The case against Erickson, a well-known conservative operative who shuttled between Washington D.C. and South Dakota, was separate from the one lodged against Butina in Washington, D.C.
Butina, a Russian national who cultivated relationships with powerful American conservative activists including Erickson, pleaded guilty to conspiring to violate laws prohibiting covert foreign agents. As part of her agreement she has promised to cooperate with American law enforcement. She was deported earlier this year after serving a short prison sentence to her native Russia where she received a hero’s welcome.
Erickson became involved in relationship with Butina in 2013. As The Daily Beast previously reported, the duo dressed up as Rasputin to Butina’s flame-haired Empress Alexandra during a 2016 birthday party. The over-the-top gathering included an ice sculpture of a bottle imprinted with the Soviet hammer and sickle from which vodka flowed.
The couple, who at one point lived together in South Dakota, had some kind of business together. The two were listed as the sole officers of Bridges LLC, a company registered in the state in February 2016, though it’s unclear what the company did or how it operated.

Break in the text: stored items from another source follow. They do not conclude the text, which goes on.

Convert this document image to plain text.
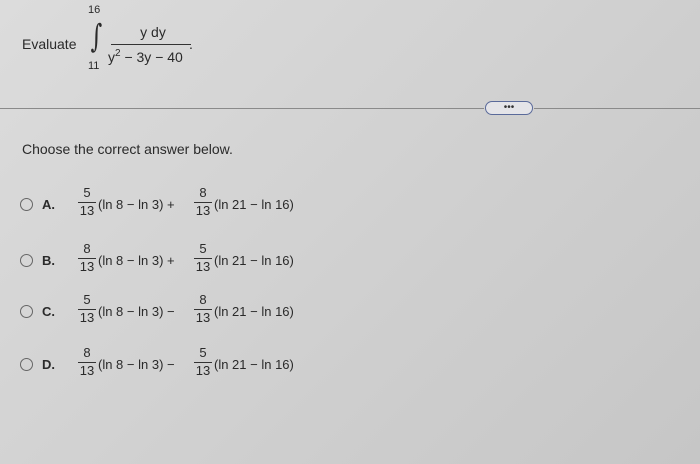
Evaluate
16
∫
11
y dy
$y^2 - 3y - 40$
.
•••
Choose the correct answer below.
A.
5
13 (ln 8 − ln 3) +
8
13 (ln 21 − ln 16)
B.
8
13 (ln 8 − ln 3) +
5
13 (ln 21 − ln 16)
C.
5
13 (ln 8 − ln 3) −
8
13 (ln 21 − ln 16)
D.
8
13 (ln 8 − ln 3) −
5
13 (ln 21 − ln 16)
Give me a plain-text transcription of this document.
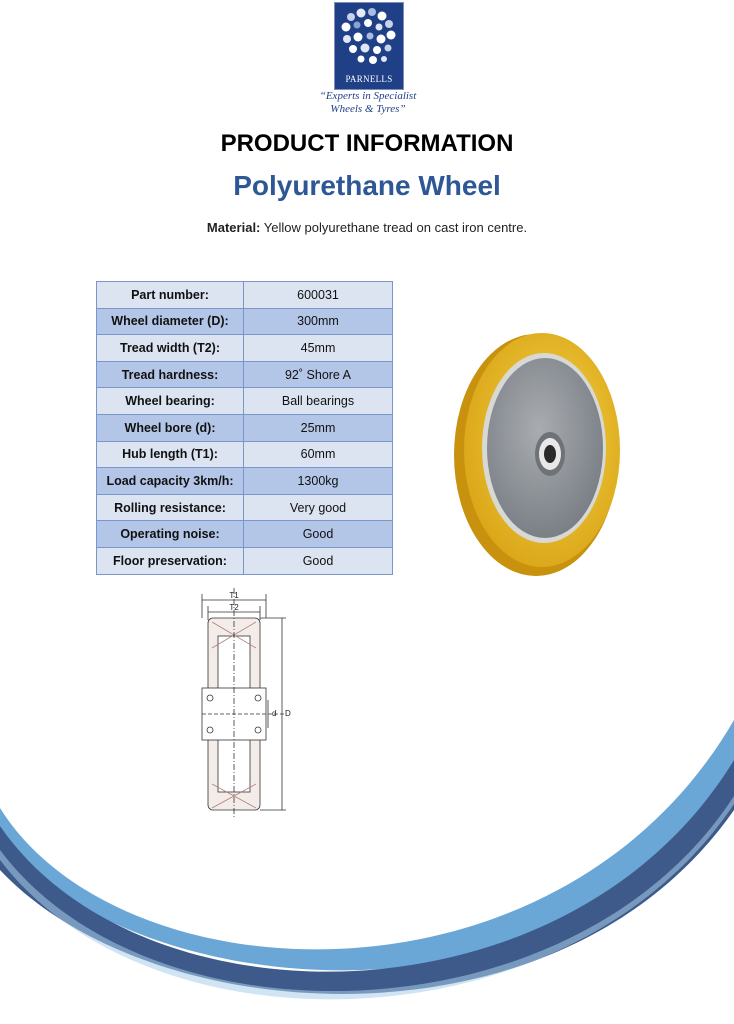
PARNELLS
“Experts in Specialist
Wheels & Tyres”
PRODUCT INFORMATION
Polyurethane Wheel
Material: Yellow polyurethane tread on cast iron centre.
Part number:	600031
Wheel diameter (D):	300mm
Tread width (T2):	45mm
Tread hardness:	92˚ Shore A
Wheel bearing:	Ball bearings
Wheel bore (d):	25mm
Hub length (T1):	60mm
Load capacity 3km/h:	1300kg
Rolling resistance:	Very good
Operating noise:	Good
Floor preservation:	Good
T1
T2
d D
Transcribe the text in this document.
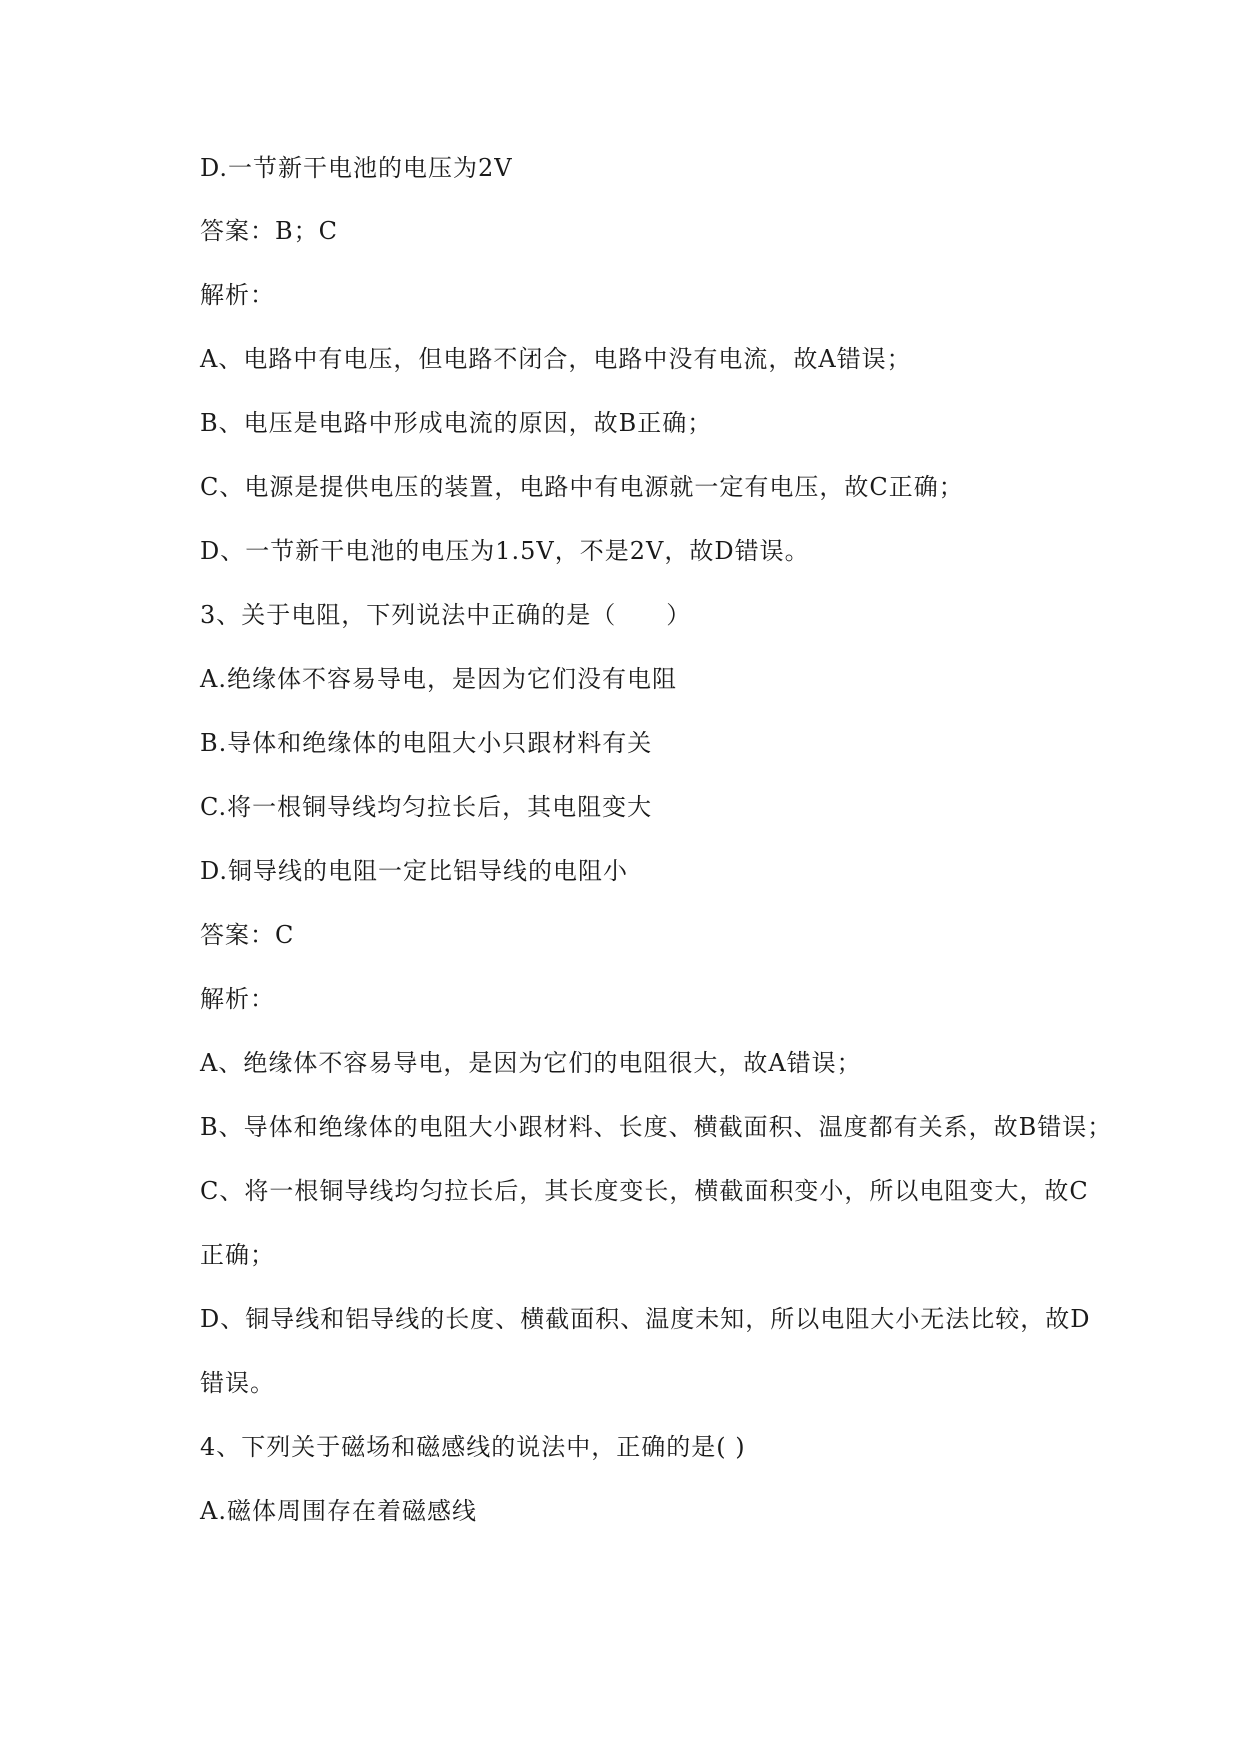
D.一节新干电池的电压为2V
答案：B；C
解析：
A、电路中有电压，但电路不闭合，电路中没有电流，故A错误；
B、电压是电路中形成电流的原因，故B正确；
C、电源是提供电压的装置，电路中有电源就一定有电压，故C正确；
D、一节新干电池的电压为1.5V，不是2V，故D错误。
3、关于电阻，下列说法中正确的是（　　）
A.绝缘体不容易导电，是因为它们没有电阻
B.导体和绝缘体的电阻大小只跟材料有关
C.将一根铜导线均匀拉长后，其电阻变大
D.铜导线的电阻一定比铝导线的电阻小
答案：C
解析：
A、绝缘体不容易导电，是因为它们的电阻很大，故A错误；
B、导体和绝缘体的电阻大小跟材料、长度、横截面积、温度都有关系，故B错误；
C、将一根铜导线均匀拉长后，其长度变长，横截面积变小，所以电阻变大，故C
正确；
D、铜导线和铝导线的长度、横截面积、温度未知，所以电阻大小无法比较，故D
错误。
4、下列关于磁场和磁感线的说法中，正确的是( )
A.磁体周围存在着磁感线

Erickson was indicted in February on allegations that he ran a criminal scheme from 1996 to 2018 in which he was accused of using a chain of assisted living homes called Compass Care.
Prosecutors alleged that Erickson also defrauded investors through a company called Investing with Dignity that claimed to be “in the business of developing a wheelchair that allowed people to go to the bathroom without being lifted out of the wheelchair.”
The indictment says he also ran a fraudulent scheme that claimed to be building homes in the Bakken oil fields of North Dakota.
As first reported by The Daily Beast in July, several people have sued Erickson in California, Virginia, and South Dakota, claiming he misrepresented himself and his businesses and failed to pay investors back.
The Daily Beast was first to unveil Erickson’s business scheme in North Dakota where he knowingly misled investors about owning a company there, according to a 2015 judgement filed in a California court.
Two individuals who Erickson approached told The Daily Beast that he swindled them into investing in a land deal he had set up near Williston, North Dakota. Erickson told the two that he owned land there and would set up a transaction between two of his companies.
One of the companies he represented while soliciting investments was Northern Plains Holdings, LLC, according to investors and people familiar with the deal.
The North Dakota secretary of state’s office told The Daily Beast it did not have record of such a company connected to Erickson. In a complaint filed in a lawsuit in 2015, one of the investors alleged Erickson planned to use a company he controlled to sell undeveloped North Dakota land it owned to a second company Erickson controlled.
In an email in November of 2013 to a potential investor for the Bakken deal, Erickson asked for funding for what he called his “new real estate development venture” in North Dakota.
“I’m extremely proud of the work of our development team as together we find new ways to service the office and housing needs of this new American gold rush,” Erickson wrote.
In the email, Erickson called his new business the “Bakken oil fields” and said it was set up to capitalize on the boom in North Dakota.“Due to your interest in my work and in consideration of past kindness, I would welcome your investment of any amount you choose (up to $100,000),” the email said.
Erickson garnered at least $50,000 from the email exchange and did not pay any of it back, according to the judge’s decision on the 2015 case.
— Pervaiz Shallwani contributed to this story.